Posted 27 May 2026, 11:12 a.m. Suggest removal

Sickened says...

We aren't building another hospital silly. That development stopped on election day and not a single truck or worker has been on the site since. That was all election gimmicks. BUT... I bet the contractors will reap the full payout and in 3 years when construction starts again more contracts for the same exact work will be issued.

Posted 27 May 2026, 2:55 p.m.
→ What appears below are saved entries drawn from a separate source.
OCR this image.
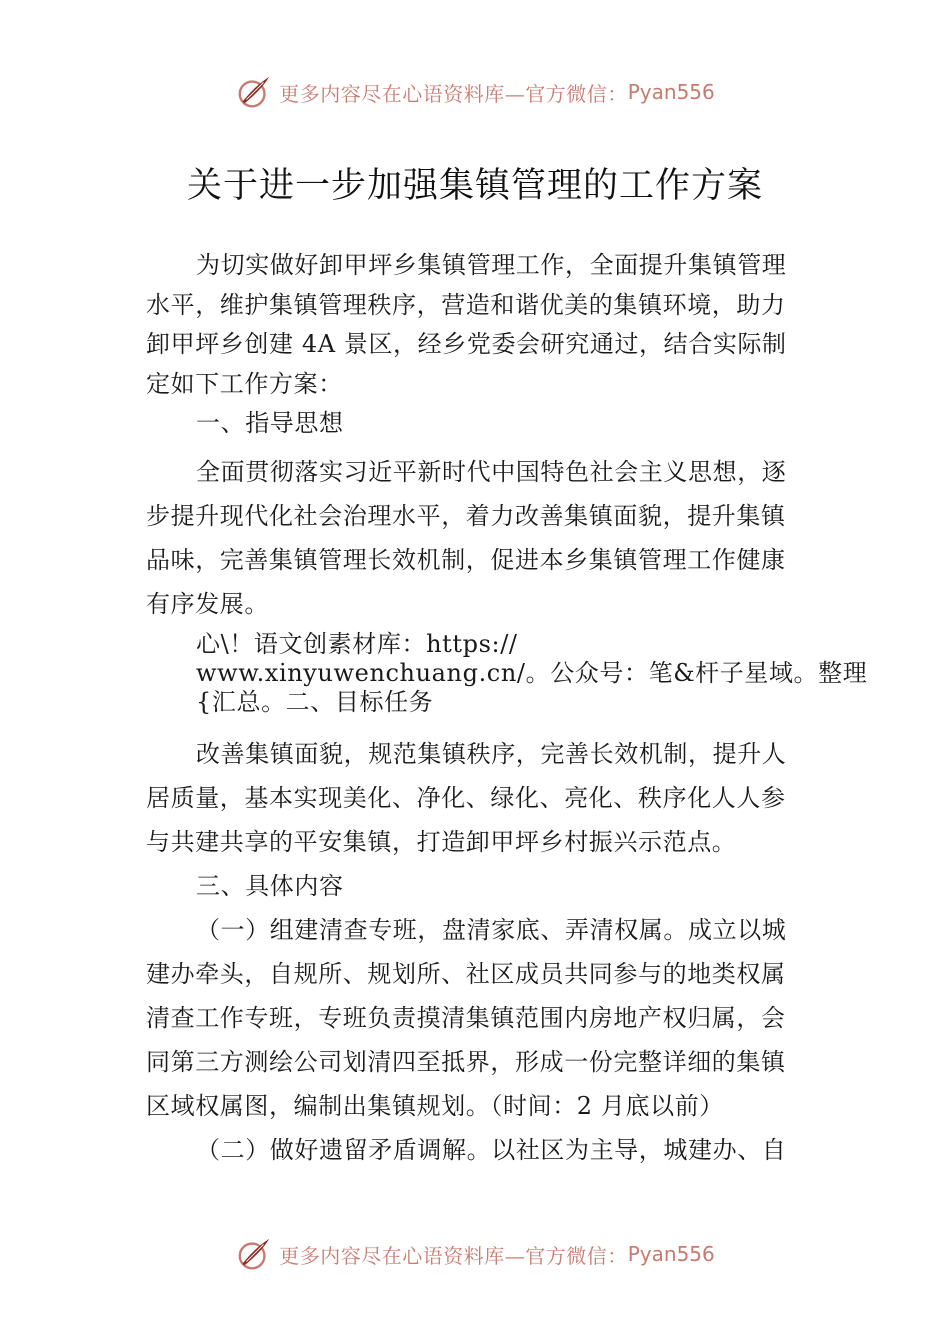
更多内容尽在心语资料库—官方微信： Pyan556
关于进一步加强集镇管理的工作方案
为切实做好卸甲坪乡集镇管理工作，全面提升集镇管理
水平，维护集镇管理秩序，营造和谐优美的集镇环境，助力
卸甲坪乡创建 4A 景区，经乡党委会研究通过，结合实际制
定如下工作方案：
一、指导思想
全面贯彻落实习近平新时代中国特色社会主义思想，逐
步提升现代化社会治理水平，着力改善集镇面貌，提升集镇
品味，完善集镇管理长效机制，促进本乡集镇管理工作健康
有序发展。
心\！语文创素材库：https://
www.xinyuwenchuang.cn/。公众号：笔&杆子星域。整理
{汇总。二、目标任务
改善集镇面貌，规范集镇秩序，完善长效机制，提升人
居质量，基本实现美化、净化、绿化、亮化、秩序化人人参
与共建共享的平安集镇，打造卸甲坪乡村振兴示范点。
三、具体内容
（一）组建清查专班，盘清家底、弄清权属。成立以城
建办牵头，自规所、规划所、社区成员共同参与的地类权属
清查工作专班，专班负责摸清集镇范围内房地产权归属，会
同第三方测绘公司划清四至抵界，形成一份完整详细的集镇
区域权属图，编制出集镇规划。（时间：2 月底以前）
（二）做好遗留矛盾调解。以社区为主导，城建办、自
更多内容尽在心语资料库—官方微信： Pyan556
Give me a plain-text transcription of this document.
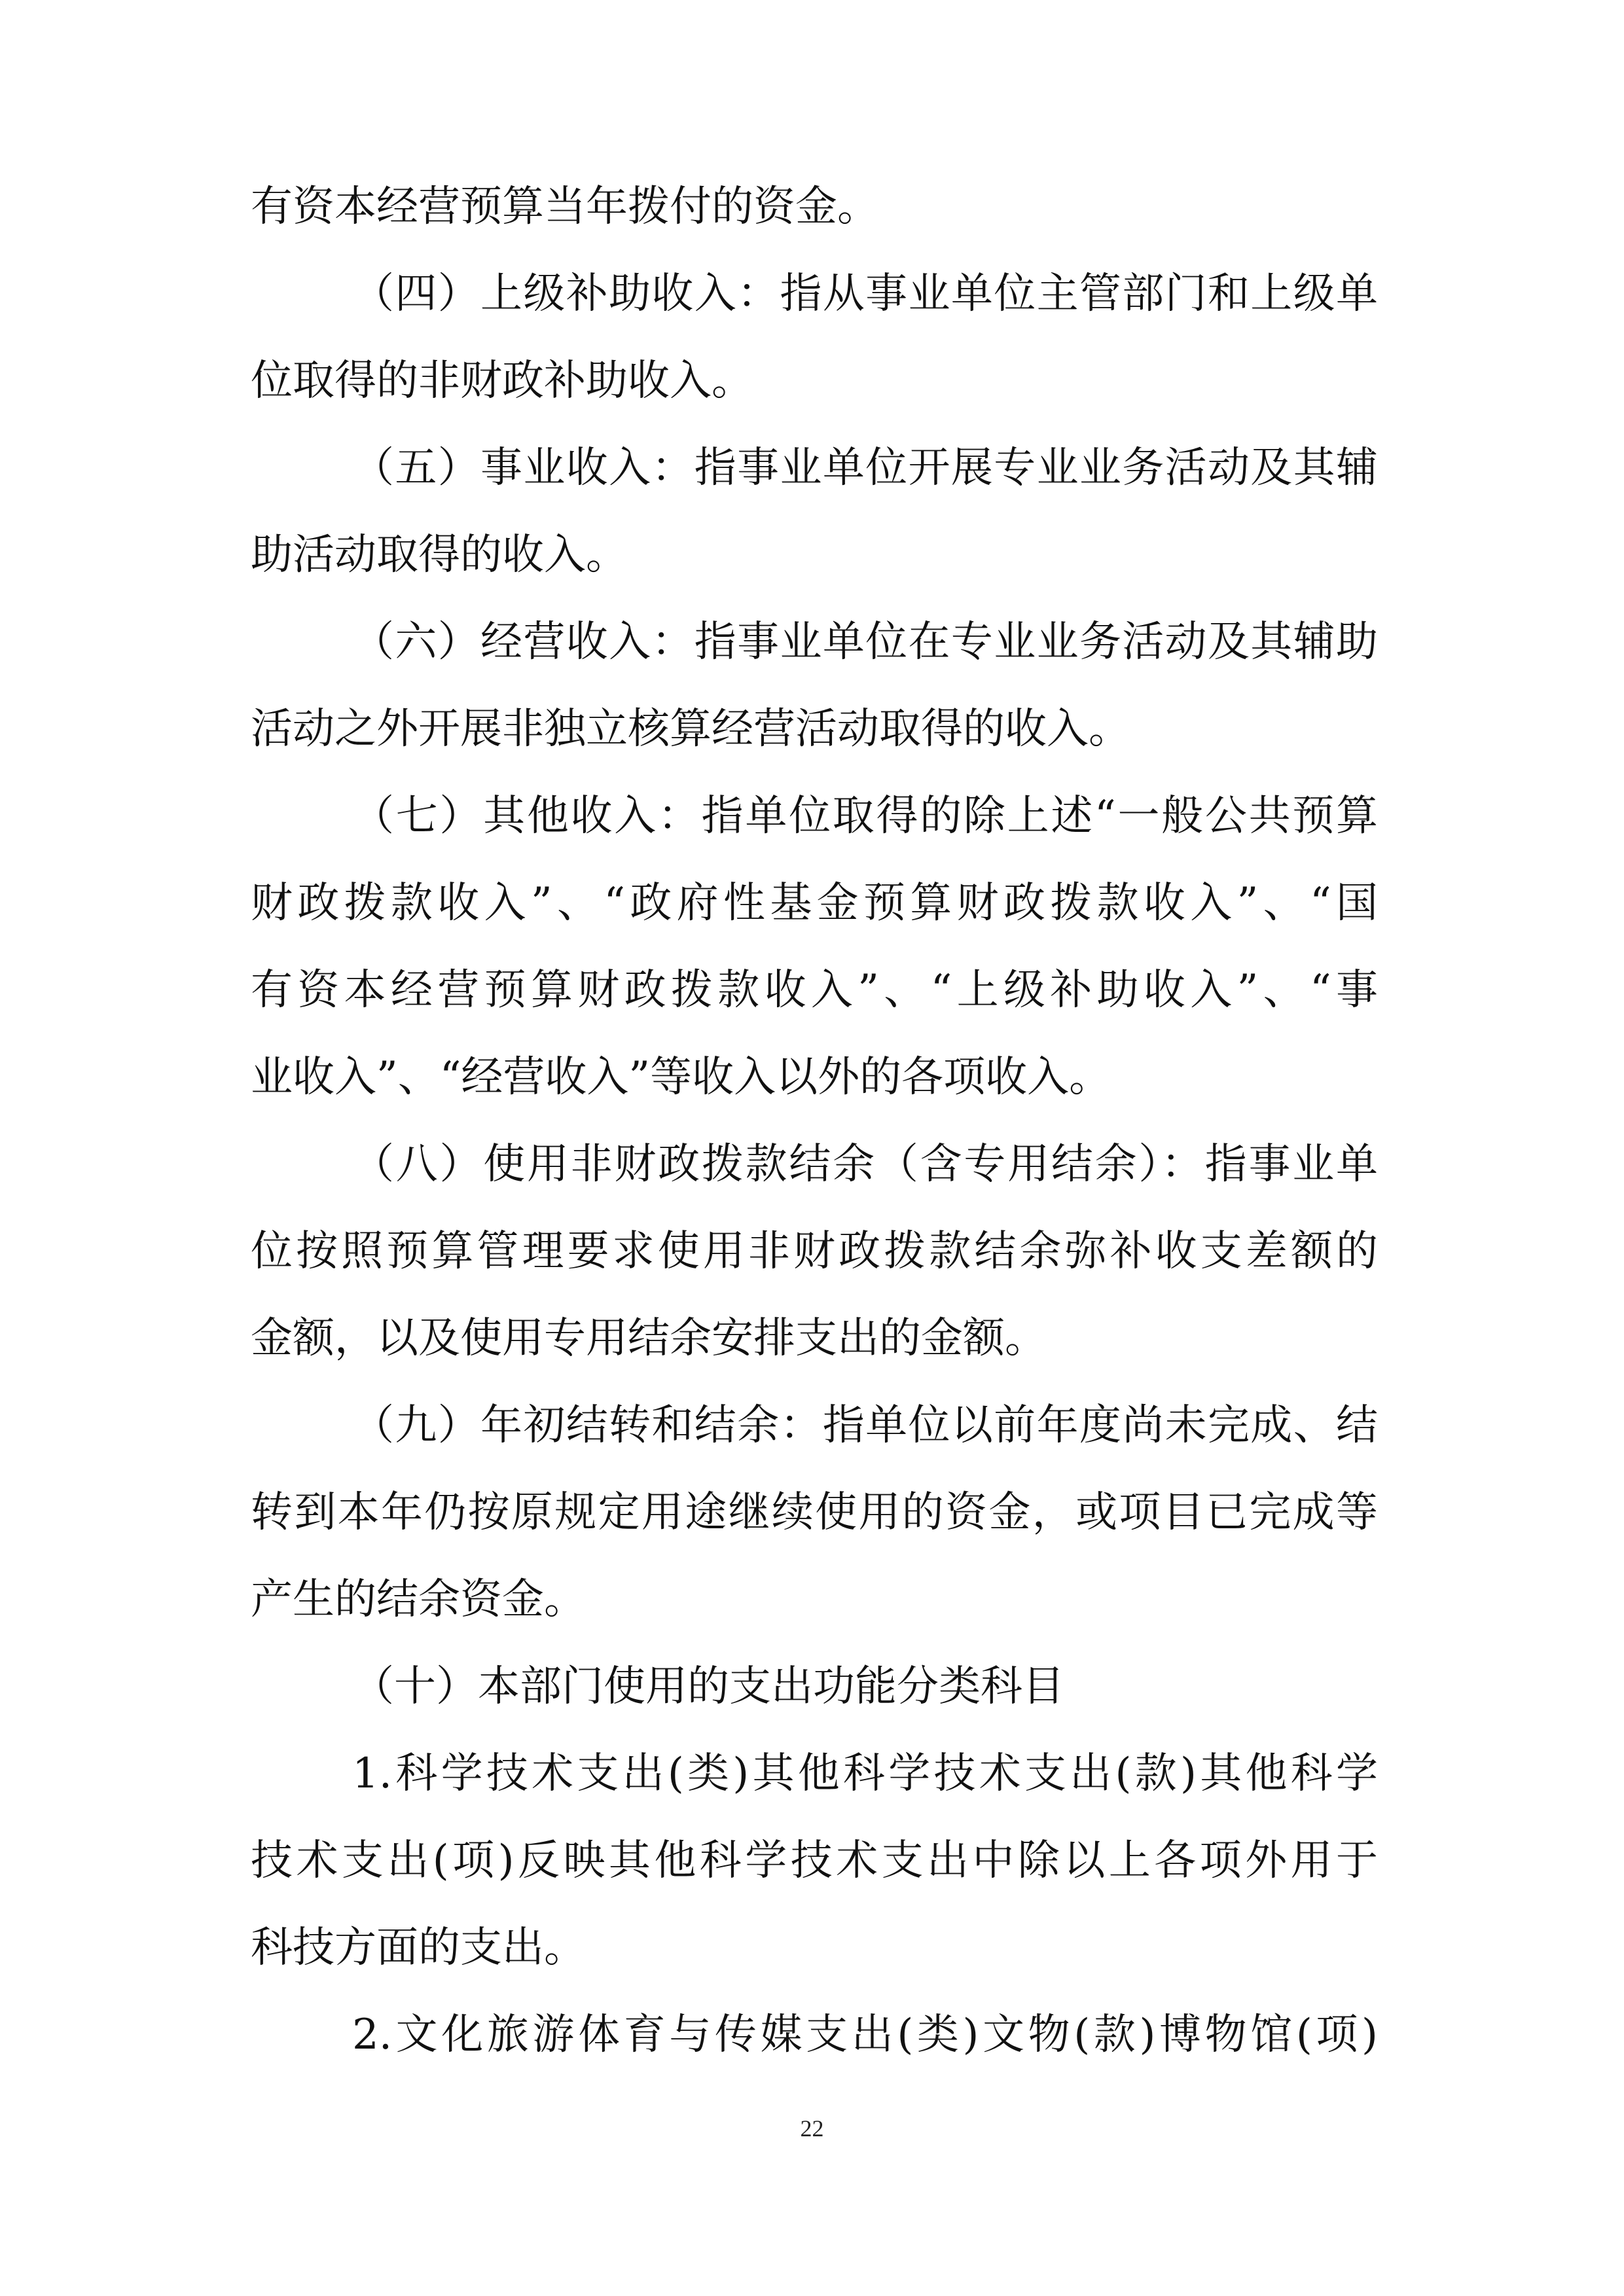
有资本经营预算当年拨付的资金。
（四）上级补助收入：指从事业单位主管部门和上级单
位取得的非财政补助收入。
（五）事业收入：指事业单位开展专业业务活动及其辅
助活动取得的收入。
（六）经营收入：指事业单位在专业业务活动及其辅助
活动之外开展非独立核算经营活动取得的收入。
（七）其他收入：指单位取得的除上述“一般公共预算
财政拨款收入”、“政府性基金预算财政拨款收入”、“国
有资本经营预算财政拨款收入”、“上级补助收入”、“事
业收入”、“经营收入”等收入以外的各项收入。
（八）使用非财政拨款结余（含专用结余）：指事业单
位按照预算管理要求使用非财政拨款结余弥补收支差额的
金额，以及使用专用结余安排支出的金额。
（九）年初结转和结余：指单位以前年度尚未完成、结
转到本年仍按原规定用途继续使用的资金，或项目已完成等
产生的结余资金。
（十）本部门使用的支出功能分类科目
1.科学技术支出(类)其他科学技术支出(款)其他科学
技术支出(项)反映其他科学技术支出中除以上各项外用于
科技方面的支出。
2.文化旅游体育与传媒支出(类)文物(款)博物馆(项)
22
Suggest removal

rosiepi says...

There is no money folks, cause despite their skullduggery to fix this election the PLP couldn’t leave anything to chance-they stripped the cupboard bare.

And if we’d done our duty at the polls there’d be a new administration well versed in the task needed from their desperate scrambling in 2017 to stem the fiscal bleeding left in place by the PLP.

So will we now finally face the embarrassing God awful truth of our culpability and stupidity?
That no one including Bahamians, may ever hope to have a country that lives up to its promise by electing drug smugglers, criminals and corrupt lawyers for over 50 years.

So now we know that the drug dealing smuggling kingpins in our communities have been working hand in hand with the drug dealing smuggling kingpins we elected to act in our ‘best interest’ using our money to fund their criminal enterprises, the bribes, the coercion and killing.
Using the business of gov’t to launder/hide their profits, import and export drugs and anything else regulated by the law.

Makes you wonder about those huge travel expenses doesn’t it?
All those climate summits, Davis&Co speaking to empty rooms?
Read that room!

Or to Botswana to set up a deal to bring the diamond industry here? Please!
How many blood diamonds bought with our money were smuggled in on that plane?
To Ghana as a PR campaign for a Davis son’s book that’s sold what-20 copies? a corrupt brought in and out of every single country.
And none of it will ever be discovered with Davis&Co on the throne.

Posted 27 May 2026, 9:24 p.m. Suggest removal

tetelestai says...

IF you actually believe your second paragraph then you are more full of shit than I even thought.

Posted 28 May 2026, 3:36 a.m. Suggest removal

birdiestrachan says...

It appears the office staff was over duty. They do not work 24 hours.

Posted 27 May 2026, 11:44 a.m. Suggest removal

Sickened says...

LOL!

Posted 27 May 2026, 2:55 p.m. Suggest removal

SP says...

Scary! The Bahamas isn't a real place.